Early Projection: Who'd Do the Silver Switcharoo? Quite a Few! (~1.0 million nationally?)

Now that the 2018 Open Enrollment period is officially over in every state +DC, I've started compiling more detailed demographic breakouts of the data on a state-by-state basis. The official CMS report from the Assistant Secretary for Planning & Evaluation (ASPE) report should be released at some point in the next couple of weeks, but until then, I'll have to settle for whatever reports I can patch together from some of the state-based exchanges.

So far I've dug up final (or near final) data for six states: Colorado, Connecticut, Idaho, Maryland, Minnesota and Washington State. Collectively, these states only represent about 890,000 2018 exchange enrollees, or roughly 7.5% of the 11.8 million total, so I have no idea how representative they are nationally, but it's all I have to work with for the moment.

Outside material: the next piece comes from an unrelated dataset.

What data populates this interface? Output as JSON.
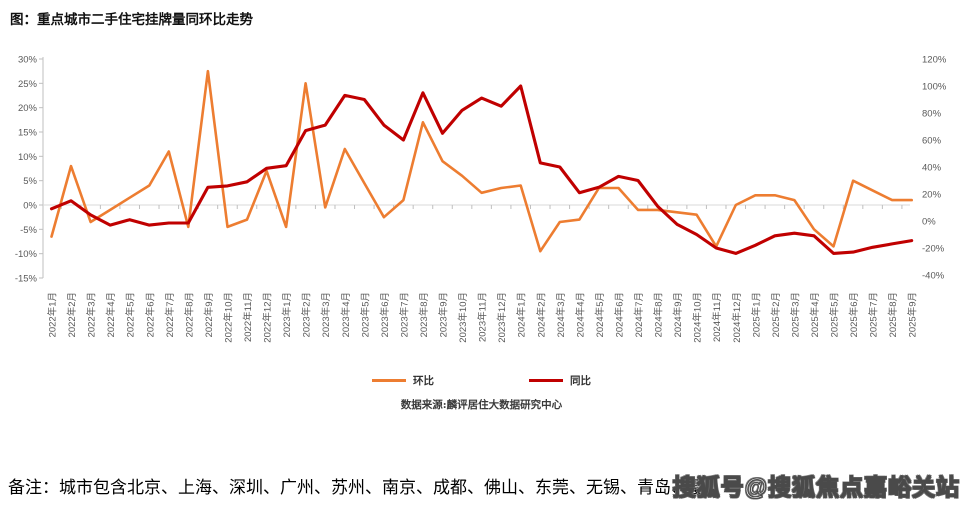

The type of demographic data available varies greatly from state to state, but a major data point available from all six of them also happens to be one of the more interesting points, especially this year, given the " CSR Silver Loading" gambit available in most states this year.

There's actually about 8,000 enrollees (total) missing from a few of the states below, because some of the data doesn't include the final few days of Open Enrollment, but overall it should be pretty accurate; I highly doubt the relative metal level selections shifted around enough to make more than a nominal difference.

Of the six states, as expected, Colorado and Minnesota saw the least-significant shifts. Colorado went the "broad load" route, so the CSR cost was spread fairly evenly across all metal levels. Minnesota, meanwhile, did "Silver Load"...but due to their BHP program, has very few people receiving CSR assistance to begin with, so there's not much of a financial load to be spread out anyway. In fact, while a few days are stll missing, it looks like Silver plans increased their market share slightly in MN.

The other four states, however (CT, ID, MD & WA) all show substantial Silver Load/Silver Switch effects:

  • In Connecticut, Bronze plans increased 42%, stealing away nearly 10 points from Silver (as well as a bit of Gold, oddly enough)
  • In Idaho, Silver plans dropped by nearly 1/3, with Bronze plans sucking up most of them while Gold picked up the rest.
  • Washington State only saw a 7 point drop in Silver, with Gold increasing dramatically and Bronze to a smaller extent. Oddly, Catastrophic plans increased by 85% as well, although their numbers are so small that this is oversized percentage-wise.
  • Finally, Maryland saw the most dramatic Silver Load/Switch effect: Silver plans are down 25%, while Bronze plans increased by 11%...but check out Gold plans: Up a whopping 297%, nearly a 4x increase over last year! Also noteworthy: Platinum plans increased 43% (Maryland is the only one of the 6 states to even offer Platinum, and like Catastrophic Plans, the numbers are misleading due to the small numbers involved).

Finally, I added all six states together to see what the blended metal level changes look like. Platinum is an outlier since only one state even offers it, but otherwise the story seems pretty clear: Silver is down over 13% (8.5 percentage points), with a little over half of those enrollees downgrading to Bronze and the rest upgrading to Gold.

Again, I have no idea how representative these six states are nationally, but assuming they are, that suggests that around 8.5% of the 11.8 million total exchange enrollees...or around 1.0 million even...upgraded or downgraded from Silver to Gold or Bronze.